The other thing that explains it is the idea of a prevailing media “narrative” or consensus. This narrative tells us that Enda is a bit thick. It is steeped in the media’s bewilderment that Kenny should reach the position of Taoiseach after a long career in the Dáil during most of which he was largely invisible (to the Dublin media). It was reinforced by comic episodes such as Kenny’s handlers being heard whispering answers to him during a radio interview. Taken together with his repeated demonstrations of his poor grasp of policy, while in opposition, the evidence seemed pretty strong. This narrative fitted with a longer-standing one much loved by elements of the Dublin media: that rural Irish politics is craven and parochial, and inimical to intellectual consideration.

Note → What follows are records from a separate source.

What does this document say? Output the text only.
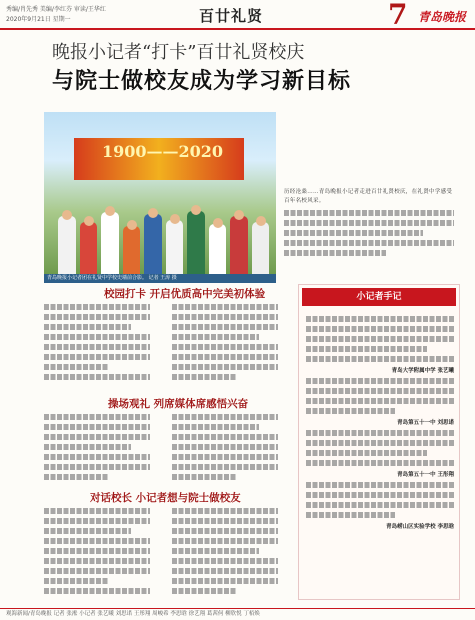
秀编/肖先秀 美编/李红芬 审读/王华红
2020年9月21日 星期一	百廿礼贤	7 青岛晚报
晚报小记者“打卡”百廿礼贤校庆
与院士做校友成为学习新目标
1900——2020
青岛晚报小记者团在礼贤中学校史墙前合影。 记者 王涛 摄
历经沧桑……青岛晚报小记者走进百廿礼贤校庆，在礼贤中学感受百年名校风采。
校园打卡 开启优质高中完美初体验
操场观礼 列席媒体席感悟兴奋
对话校长 小记者想与院士做校友
小记者手记
青岛大学附属中学 张艺曦
青岛第五十一中 刘思诺
青岛第五十一中 王彤翔
青岛崂山区实验学校 李思晗
观海新闻/青岛晚报 记者 张淞 小记者 张艺曦 刘思诺 王彤翔 周峻希 李思晗 徐艺翔 葛茜何 柳欣悦 丁栢焕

The problem with this narrative of Enda Kenny is that it has been fast crumbling. Kenny may not be a policy heavyweight, but he appears to have the emotional intelligence and intuition that is a critical part of leadership.

Monday, by rights, should have seen the media who still subscribed to this narrative embarrassed by being finally caught out. Except they were too caught up in their own self-importance to notice, or too busy to care.

Kenny was superb. I watched it on the large screen at Christchurch, with a large crowd. I laughed at his playful recitation of Obama’s rhetoric, in front of Obama himself, and cheered to the panache with which he worked the crowd (another nod to Obama).

To echo another’s rhetoric in front of them is a classical conceit, used sometimes to invoke their support, other times to condemn them. Here is Brutus, in the Roman Forum, having slain Caesar, in Shakespeare’s ‘Julius Caesar’:

Romans, countrymen, and lovers! hear me for my

cause, and be silent, that you may hear: believe me

for mine honour, and have respect to mine honour, that

you may believe: censure me in your wisdom, and

awake your senses, that you may the better judge.

… As Caesar loved me, I weep for him;

as he was fortunate, I rejoice at it; as he was

valiant, I honour him: but, as he was ambitious, I

slew him.

Moments later, in front of Brutus, Mark Antony ascends to the pulpit.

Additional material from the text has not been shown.